Development and validation of genome-wide polygenic risk scores for predicting breast cancer incidence in Japanese females: a population-based case-cohort study

Purpose This study aimed to develop an ancestry-specific polygenic risk scores (PRSs) for the prediction of breast cancer events in Japanese females and validate it in a longitudinal cohort study. Methods Using publicly available summary statistics of female breast cancer genome-wide association study (GWAS) of Japanese and European ancestries, we, respectively, developed 31 candidate genome-wide PRSs using pruning and thresholding (P + T) and LDpred methods with varying parameters. Among the candidate PRS models, the best model was selected using a case-cohort dataset (63 breast cancer cases and 2213 sub-cohorts of Japanese females during a median follow-up of 11.9 years) according to the maximal predictive ability by Harrell's C-statistics.
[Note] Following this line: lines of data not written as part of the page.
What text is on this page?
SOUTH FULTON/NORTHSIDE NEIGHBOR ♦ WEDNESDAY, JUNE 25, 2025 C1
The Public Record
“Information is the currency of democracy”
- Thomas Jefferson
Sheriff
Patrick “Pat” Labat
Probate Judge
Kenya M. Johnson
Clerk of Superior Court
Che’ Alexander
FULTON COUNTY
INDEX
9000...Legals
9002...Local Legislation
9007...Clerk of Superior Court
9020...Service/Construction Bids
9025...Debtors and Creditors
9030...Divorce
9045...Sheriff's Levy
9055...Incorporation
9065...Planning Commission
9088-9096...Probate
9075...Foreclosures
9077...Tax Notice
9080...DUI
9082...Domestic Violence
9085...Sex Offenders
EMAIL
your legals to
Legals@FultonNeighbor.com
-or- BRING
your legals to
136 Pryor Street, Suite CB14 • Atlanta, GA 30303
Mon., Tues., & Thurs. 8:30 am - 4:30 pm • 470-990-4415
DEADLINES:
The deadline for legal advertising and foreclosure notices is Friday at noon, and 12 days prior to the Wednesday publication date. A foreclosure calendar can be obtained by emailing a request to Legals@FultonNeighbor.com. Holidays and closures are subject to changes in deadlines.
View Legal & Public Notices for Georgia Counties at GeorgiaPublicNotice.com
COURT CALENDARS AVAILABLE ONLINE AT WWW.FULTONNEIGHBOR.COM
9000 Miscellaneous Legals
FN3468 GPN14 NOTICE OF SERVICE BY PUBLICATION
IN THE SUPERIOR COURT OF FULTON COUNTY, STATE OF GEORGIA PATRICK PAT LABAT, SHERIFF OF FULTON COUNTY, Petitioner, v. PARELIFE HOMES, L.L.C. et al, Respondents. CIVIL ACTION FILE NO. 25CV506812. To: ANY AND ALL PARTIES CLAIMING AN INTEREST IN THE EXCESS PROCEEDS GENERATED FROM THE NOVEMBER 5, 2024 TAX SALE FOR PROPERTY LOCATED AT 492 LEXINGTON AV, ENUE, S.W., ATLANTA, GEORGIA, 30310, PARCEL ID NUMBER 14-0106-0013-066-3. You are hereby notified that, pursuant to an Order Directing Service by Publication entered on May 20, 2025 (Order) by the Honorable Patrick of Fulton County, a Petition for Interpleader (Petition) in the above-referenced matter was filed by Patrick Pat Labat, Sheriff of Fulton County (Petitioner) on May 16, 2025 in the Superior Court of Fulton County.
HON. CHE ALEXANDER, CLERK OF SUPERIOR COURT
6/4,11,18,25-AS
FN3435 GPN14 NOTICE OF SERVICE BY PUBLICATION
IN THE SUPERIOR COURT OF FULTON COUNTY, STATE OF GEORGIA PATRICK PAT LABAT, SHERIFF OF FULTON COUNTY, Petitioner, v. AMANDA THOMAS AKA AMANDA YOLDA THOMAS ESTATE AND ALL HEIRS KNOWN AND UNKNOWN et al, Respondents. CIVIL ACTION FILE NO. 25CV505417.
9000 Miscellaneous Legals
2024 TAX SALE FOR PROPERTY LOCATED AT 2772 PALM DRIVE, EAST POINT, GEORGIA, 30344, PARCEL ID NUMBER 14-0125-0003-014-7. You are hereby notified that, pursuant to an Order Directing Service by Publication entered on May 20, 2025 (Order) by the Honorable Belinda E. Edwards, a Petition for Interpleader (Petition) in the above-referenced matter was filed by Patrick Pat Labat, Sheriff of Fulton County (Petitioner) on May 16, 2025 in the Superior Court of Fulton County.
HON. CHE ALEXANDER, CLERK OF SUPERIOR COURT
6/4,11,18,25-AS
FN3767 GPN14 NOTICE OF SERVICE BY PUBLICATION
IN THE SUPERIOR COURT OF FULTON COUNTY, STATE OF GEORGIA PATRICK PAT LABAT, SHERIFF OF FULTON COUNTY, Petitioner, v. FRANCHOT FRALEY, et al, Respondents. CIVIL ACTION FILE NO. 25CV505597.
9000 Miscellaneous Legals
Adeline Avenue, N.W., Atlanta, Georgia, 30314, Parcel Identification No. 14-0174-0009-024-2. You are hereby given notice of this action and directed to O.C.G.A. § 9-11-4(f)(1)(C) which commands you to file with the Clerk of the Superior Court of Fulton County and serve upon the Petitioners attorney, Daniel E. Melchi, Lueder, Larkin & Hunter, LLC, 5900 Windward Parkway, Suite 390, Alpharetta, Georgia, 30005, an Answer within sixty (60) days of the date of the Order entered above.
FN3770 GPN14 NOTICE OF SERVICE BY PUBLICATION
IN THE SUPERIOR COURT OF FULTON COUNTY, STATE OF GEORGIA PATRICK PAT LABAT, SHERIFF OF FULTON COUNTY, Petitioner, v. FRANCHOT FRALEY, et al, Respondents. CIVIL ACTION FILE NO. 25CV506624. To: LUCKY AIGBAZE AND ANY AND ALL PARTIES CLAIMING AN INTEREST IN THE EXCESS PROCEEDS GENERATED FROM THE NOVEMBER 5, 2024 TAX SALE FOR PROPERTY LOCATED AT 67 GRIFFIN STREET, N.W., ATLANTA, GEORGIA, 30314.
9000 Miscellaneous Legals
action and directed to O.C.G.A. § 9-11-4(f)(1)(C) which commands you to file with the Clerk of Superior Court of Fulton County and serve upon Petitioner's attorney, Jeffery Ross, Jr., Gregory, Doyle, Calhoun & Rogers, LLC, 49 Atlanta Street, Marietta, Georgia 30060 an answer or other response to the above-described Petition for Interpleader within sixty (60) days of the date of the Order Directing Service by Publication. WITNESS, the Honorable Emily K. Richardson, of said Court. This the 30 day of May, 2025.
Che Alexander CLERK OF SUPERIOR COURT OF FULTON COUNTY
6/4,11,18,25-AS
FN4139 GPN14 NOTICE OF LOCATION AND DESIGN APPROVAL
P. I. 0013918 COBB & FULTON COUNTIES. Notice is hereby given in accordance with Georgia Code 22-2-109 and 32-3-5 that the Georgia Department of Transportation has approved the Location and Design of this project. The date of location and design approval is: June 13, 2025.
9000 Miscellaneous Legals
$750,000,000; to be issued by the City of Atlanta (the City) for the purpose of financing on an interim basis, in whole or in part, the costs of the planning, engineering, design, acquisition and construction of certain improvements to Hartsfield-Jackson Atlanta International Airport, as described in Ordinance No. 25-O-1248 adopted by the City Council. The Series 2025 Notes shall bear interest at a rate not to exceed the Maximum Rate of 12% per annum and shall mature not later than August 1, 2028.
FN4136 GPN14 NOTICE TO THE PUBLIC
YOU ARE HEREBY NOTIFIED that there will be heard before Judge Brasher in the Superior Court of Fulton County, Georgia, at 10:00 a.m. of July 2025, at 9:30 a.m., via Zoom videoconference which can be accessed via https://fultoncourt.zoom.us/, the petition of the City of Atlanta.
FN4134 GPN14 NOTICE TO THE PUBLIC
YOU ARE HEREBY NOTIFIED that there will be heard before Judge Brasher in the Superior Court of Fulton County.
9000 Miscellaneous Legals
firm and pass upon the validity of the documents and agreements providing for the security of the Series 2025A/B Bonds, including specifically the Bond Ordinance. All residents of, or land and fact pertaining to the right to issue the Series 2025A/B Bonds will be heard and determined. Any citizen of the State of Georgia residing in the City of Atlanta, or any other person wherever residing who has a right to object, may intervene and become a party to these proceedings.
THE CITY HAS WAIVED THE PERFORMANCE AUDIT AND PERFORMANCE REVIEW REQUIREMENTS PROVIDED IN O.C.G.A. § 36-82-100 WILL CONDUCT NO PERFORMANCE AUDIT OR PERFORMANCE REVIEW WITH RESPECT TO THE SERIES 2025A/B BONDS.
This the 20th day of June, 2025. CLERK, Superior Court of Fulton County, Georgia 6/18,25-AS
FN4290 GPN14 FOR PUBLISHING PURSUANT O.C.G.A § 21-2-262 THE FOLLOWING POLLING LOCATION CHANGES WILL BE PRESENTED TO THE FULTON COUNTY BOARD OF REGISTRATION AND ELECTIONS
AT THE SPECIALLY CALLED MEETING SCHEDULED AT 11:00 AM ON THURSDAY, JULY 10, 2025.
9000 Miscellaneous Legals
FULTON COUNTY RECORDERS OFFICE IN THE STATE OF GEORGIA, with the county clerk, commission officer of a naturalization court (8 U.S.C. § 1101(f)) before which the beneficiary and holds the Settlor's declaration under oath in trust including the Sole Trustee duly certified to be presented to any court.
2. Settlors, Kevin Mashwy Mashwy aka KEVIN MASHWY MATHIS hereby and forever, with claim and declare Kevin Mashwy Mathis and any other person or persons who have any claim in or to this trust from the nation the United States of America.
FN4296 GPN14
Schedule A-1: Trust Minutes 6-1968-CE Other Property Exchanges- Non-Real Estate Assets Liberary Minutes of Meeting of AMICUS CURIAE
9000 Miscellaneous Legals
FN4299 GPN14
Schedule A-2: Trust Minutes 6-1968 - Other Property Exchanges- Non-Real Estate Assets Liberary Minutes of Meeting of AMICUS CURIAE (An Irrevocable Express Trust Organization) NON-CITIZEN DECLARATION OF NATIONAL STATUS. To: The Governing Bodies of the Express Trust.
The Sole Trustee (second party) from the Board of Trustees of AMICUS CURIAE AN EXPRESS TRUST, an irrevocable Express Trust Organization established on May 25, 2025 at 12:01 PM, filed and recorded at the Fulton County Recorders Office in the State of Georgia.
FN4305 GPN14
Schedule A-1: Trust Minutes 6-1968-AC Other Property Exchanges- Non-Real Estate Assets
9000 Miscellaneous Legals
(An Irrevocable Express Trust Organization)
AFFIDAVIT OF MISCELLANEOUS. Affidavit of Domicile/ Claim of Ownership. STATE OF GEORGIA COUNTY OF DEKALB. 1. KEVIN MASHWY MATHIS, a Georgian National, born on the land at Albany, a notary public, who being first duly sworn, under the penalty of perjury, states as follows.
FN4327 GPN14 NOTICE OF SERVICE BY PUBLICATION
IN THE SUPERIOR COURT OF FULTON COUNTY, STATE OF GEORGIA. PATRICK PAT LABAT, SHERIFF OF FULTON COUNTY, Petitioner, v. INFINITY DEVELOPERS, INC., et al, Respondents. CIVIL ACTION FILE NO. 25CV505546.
The best-performing PRS for each derivation GWAS was evaluated in another independent case-cohort dataset (260 breast cancer cases and 7845 sub-cohorts of Japanese females during a median follow-up of 16.9 years). Results For the best PRS model involving 46,861 single nucleotide polymorphisms (SNPs; P + T method with P-T = 0.05 and R-2 = 0.2) derived from Japanese-ancestry GWAS, the Harrell's C-statistic was 0.598 & PLUSMN; 0.018 in the evaluation dataset. The age-adjusted hazard ratio for breast cancer in females with the highest PRS quintile compared with those in the lowest PRS quintile was 2.47 (95% confidence intervals, 1.64-3.70). The PRS constructed using Japanese-ancestry GWAS demonstrated better predictive performance for breast cancer in Japanese females than that using European-ancestry GWAS (Harrell's C-statistics 0.598 versus 0.586). Conclusion This study developed a breast cancer PRS for Japanese females and demonstrated the usefulness of the PRS for breast cancer risk stratification.